On top of this, more issues of the journal he founded, Cahiers de Topologie et Géométrie Différentielle Catégoriques, will become freely available online.
Andrée Ehresmann announced this magnificent gift to the world on the category theory mailing list, writing:
We are pleased to announce that the issues of the Cahiers de Topologie et Géométrie Différentielle Catégoriques, from Volume L (2009) to LV (2014) included, are now freely downloadable from the internet site of the Cahiers:
http://ehres.pagesperso-orange.fr/Cahiers/Ctgdc.htm
through the hyperlink to Recent Volumes.
In the future the issues of the Cahiers will become freely available on the site of the Cahiers two years after their paper publication. We recall that papers published up to Volume XLIX are accessible on the NUMDAM site.

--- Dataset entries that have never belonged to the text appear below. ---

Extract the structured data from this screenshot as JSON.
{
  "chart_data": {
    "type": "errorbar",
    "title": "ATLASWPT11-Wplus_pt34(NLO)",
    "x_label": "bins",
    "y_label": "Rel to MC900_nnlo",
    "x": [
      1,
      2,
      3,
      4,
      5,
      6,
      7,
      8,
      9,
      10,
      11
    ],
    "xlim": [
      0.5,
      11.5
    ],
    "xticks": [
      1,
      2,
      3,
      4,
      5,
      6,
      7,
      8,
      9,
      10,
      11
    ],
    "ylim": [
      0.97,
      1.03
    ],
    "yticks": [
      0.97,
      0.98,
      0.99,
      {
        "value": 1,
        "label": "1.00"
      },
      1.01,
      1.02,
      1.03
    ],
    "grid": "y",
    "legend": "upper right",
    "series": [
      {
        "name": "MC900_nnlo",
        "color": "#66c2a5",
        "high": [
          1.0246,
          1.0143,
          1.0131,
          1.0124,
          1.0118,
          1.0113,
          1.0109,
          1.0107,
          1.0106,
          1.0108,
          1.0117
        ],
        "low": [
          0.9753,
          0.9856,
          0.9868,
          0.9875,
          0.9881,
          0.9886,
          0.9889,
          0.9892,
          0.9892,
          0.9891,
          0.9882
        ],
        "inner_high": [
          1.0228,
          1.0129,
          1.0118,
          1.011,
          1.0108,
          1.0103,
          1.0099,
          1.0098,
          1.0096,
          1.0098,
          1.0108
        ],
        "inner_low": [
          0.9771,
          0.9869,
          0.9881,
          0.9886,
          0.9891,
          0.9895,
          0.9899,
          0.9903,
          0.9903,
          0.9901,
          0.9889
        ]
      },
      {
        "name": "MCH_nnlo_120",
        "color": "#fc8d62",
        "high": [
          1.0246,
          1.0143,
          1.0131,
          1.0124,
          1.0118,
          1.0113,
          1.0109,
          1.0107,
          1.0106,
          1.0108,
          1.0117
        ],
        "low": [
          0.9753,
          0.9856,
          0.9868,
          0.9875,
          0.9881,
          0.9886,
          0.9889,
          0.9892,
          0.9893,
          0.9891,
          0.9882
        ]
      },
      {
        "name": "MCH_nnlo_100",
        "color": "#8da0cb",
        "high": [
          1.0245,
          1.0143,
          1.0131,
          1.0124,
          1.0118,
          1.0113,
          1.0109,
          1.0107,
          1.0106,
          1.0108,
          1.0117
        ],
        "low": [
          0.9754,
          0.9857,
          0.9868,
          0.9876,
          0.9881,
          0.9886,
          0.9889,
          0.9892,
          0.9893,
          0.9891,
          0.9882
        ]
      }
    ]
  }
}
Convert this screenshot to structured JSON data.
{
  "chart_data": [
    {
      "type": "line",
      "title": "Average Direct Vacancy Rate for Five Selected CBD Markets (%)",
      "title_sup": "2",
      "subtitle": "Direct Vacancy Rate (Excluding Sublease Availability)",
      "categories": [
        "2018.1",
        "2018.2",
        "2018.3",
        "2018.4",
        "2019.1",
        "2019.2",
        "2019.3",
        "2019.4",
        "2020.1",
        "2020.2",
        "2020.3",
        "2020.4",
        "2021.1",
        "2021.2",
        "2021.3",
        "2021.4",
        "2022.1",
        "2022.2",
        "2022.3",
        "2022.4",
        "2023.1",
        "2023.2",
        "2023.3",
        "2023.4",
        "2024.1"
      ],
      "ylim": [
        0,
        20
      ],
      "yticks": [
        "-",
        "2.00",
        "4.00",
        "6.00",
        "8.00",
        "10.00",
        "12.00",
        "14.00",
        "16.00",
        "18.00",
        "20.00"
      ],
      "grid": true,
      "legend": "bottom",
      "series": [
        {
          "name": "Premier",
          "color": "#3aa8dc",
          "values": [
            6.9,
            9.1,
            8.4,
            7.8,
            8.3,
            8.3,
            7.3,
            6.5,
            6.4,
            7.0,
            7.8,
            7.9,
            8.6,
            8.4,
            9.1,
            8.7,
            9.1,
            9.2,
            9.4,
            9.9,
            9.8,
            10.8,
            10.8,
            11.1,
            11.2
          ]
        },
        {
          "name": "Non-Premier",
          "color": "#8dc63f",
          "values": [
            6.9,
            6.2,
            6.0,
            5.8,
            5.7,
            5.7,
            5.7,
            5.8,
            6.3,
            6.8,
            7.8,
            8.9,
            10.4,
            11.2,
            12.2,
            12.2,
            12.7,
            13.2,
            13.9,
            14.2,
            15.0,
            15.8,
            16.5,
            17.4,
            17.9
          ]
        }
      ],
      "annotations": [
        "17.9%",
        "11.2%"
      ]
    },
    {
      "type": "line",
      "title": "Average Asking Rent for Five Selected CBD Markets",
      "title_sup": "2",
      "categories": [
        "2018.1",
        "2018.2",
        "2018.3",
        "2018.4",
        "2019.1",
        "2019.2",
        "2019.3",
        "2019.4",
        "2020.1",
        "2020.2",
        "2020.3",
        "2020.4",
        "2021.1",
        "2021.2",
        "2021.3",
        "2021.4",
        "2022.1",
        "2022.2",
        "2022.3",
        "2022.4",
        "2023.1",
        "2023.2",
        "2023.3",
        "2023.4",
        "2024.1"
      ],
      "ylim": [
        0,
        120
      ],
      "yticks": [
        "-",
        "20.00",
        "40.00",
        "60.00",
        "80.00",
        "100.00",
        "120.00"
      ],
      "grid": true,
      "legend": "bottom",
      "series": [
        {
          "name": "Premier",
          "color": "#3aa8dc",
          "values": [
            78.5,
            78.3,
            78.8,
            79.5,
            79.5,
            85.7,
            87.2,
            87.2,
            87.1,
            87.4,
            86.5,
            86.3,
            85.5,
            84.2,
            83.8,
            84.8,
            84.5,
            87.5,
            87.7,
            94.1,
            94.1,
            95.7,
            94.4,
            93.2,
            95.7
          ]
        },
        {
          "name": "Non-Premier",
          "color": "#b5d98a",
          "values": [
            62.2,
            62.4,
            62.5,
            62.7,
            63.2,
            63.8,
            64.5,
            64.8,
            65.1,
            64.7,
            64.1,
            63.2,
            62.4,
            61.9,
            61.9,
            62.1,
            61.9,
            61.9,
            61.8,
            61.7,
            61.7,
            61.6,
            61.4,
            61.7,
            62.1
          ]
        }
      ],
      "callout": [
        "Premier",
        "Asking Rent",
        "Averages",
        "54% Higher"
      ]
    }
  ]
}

Moreover, the 7 volumes of Charles Ehresmann: Oeuvres complètes et commentées (edited by A. Ehresmann from 1980-83 as Supplements to the Cahiers) are now also freely downloadable from the site
http://ehres.pagesperso-orange.fr/C.E.WORKSfichiers/C.EWorks.htm
These 2 sites are included in the site of Andrée Ehresmann
http://ehres.pagesperso-orange.fr/
and they can also be accessed through hyperlinks on its first page.
Sincerely,
Andree Ehresmann, Marino Gran and Rene Guitart,
Chief-Editors of the Cahiers
Re: The Works of Charles Ehresmann
That’s great. Of course, it would be greater still if they were freely available immediately, but I can imagine the kind of reasons why the editors aren’t doing this, and I don’t have a solution.
One reason why I’d really like Cahiers to be freely available immediately is that Theory and Applications of Categories needs a competitor.
I’m very pro-TAC, I’m an editor, and I want people to submit their best category theory work to it. However, there’s a shortage of attractive journals that publish category theory papers, so the quality within TAC is quite mixed. Cahiers unfortunately makes itself less attractive by not making its papers freely available immediately (unlike TAC, which does). Of course, authors can arXiv, but it’s not the same.
Cahiers has a long and proud history of publishing important papers in category theory, and I’ve been wishing for a while that it could offer the same kind of free-to-everyone service that TAC does.